Path: utzoo!utgpu!news-server.csri.toronto.edu!cs.utexas.edu!uunet!convex!usenet
From: patrick@convex.COM (Patrick F. McGehearty)
Newsgroups: comp.sys.super
Subject: Re: Massively Parallel LINPACK on the Intel Touchstone Delta machine
Message-ID: <1991Jun05.185818.1071@convex.com>
Date: 5 Jun 91 18:58:18 GMT
References: <1991Jun3.130104.15667@hubcap.clemson.edu> <1991Jun3.233741.8570@elroy.jpl.nasa.gov> <1991Jun5.120653.7852@hubcap.clemson.edu>
Sender: usenet@convex.com (news access account)
Reply-To: patrick@convex.COM (Patrick F. McGehearty)
Organization: CONVEX Computer Corporation, Richardson, Tx., USA
Lines: 35
Nntp-Posting-Host: mozart.convex.com

In article <1991Jun5.120653.7852@hubcap.clemson.edu> baugh%ssd.intel.com@RELAY.CS.NET (Jerry Baugh) writes:
>
>One of the reasons we are proud of our numbers here at Intel is that
>we got a high GFLOP number with a relatively small problem size (we can
>still increase the problem size as we have not yet run out of physical
>memory).
>
And rightfully so.  It's relatively easy to get a high GFLOP number
(assuming the raw machine power exists) for a sufficiently large
problem, assuming you can hook enough machines together and wait the
necessary days for the final solution.  There are effective linear equation
solver techniques with communication times proportional to the square
of the problem size, while the computation time is proportion to the
cube of the problem size.  So for sufficiently large problems, a gaggle
of workstations on a cluster of Ethernets could give GFLOP numbers
if someone wanted to take the trouble to run the test (say at one of
the universities with lots of workstations, like Carnegie Mellon over a
holiday weekend).

Another challenge I would like to see would be one which uses an efficent,
portable algorithm for linear equation solving written in a high level
language such as Fortran.  Then we could get some idea of what is achievable
on a machine without resorting to assembly language.

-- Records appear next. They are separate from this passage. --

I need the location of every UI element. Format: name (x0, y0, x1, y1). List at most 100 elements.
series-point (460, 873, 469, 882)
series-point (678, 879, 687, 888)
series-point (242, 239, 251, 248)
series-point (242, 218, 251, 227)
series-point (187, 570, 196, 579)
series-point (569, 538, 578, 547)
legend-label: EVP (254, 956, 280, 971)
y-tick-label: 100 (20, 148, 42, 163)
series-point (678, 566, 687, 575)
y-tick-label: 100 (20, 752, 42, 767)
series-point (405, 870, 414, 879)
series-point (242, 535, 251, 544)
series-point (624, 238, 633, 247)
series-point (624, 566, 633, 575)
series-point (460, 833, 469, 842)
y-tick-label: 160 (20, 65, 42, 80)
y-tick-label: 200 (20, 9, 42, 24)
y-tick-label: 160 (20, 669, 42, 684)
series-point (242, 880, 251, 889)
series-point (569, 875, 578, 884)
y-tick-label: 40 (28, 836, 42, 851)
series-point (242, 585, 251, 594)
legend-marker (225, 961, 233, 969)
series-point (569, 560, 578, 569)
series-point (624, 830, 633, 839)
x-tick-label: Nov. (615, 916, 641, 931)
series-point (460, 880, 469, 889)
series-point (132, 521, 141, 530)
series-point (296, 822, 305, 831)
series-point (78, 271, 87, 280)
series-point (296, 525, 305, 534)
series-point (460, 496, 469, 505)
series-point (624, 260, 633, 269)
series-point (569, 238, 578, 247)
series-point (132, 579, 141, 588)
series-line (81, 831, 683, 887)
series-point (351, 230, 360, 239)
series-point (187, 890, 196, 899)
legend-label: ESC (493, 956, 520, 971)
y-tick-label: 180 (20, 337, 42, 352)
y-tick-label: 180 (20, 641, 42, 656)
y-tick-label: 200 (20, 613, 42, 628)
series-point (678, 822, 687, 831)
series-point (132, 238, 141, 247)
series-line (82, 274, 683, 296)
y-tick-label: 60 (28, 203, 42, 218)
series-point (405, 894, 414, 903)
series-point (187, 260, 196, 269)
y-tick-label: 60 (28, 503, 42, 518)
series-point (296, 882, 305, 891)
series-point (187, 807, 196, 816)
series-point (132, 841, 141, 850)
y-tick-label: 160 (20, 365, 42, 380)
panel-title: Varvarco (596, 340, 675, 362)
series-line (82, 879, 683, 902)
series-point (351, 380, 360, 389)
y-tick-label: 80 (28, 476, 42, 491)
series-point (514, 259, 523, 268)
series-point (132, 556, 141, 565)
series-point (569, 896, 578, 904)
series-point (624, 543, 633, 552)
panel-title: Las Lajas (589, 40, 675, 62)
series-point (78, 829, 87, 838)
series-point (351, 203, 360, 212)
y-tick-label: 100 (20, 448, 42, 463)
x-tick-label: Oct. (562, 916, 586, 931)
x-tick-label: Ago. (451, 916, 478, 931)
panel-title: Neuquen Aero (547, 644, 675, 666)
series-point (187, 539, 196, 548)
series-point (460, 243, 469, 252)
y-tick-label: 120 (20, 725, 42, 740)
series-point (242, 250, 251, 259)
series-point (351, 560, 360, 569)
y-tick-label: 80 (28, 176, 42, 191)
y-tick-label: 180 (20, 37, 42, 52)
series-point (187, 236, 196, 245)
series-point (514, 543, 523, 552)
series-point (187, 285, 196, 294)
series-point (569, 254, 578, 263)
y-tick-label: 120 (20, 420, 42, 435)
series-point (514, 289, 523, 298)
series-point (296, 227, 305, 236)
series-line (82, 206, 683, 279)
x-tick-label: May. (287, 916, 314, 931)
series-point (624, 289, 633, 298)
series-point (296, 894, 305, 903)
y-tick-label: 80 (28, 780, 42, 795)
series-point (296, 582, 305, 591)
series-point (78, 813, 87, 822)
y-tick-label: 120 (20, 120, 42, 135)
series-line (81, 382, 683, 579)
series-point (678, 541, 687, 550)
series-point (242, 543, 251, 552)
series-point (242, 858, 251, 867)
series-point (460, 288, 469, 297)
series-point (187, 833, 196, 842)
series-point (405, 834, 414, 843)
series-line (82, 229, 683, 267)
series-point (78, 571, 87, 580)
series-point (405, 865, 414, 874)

I know that what's most efficent on each machine varies with the
architecture, so maybe the rules could be that the portability requirement
is met by requiring that program be "standard" which could be determined
by running it on some commonly available workstations (with different
instruction sets from the target machine), but the supercomputer vendor
could select and implement the algorithm of their choice.  This approach
would provide some information about the ability of a compiler to get
the most out of a machine under ideal circumstances.  The requirement
that it also run on some other machine is intended to avoid machine
specific system calls.  Does this benchmark idea sound interesting to
anyone else?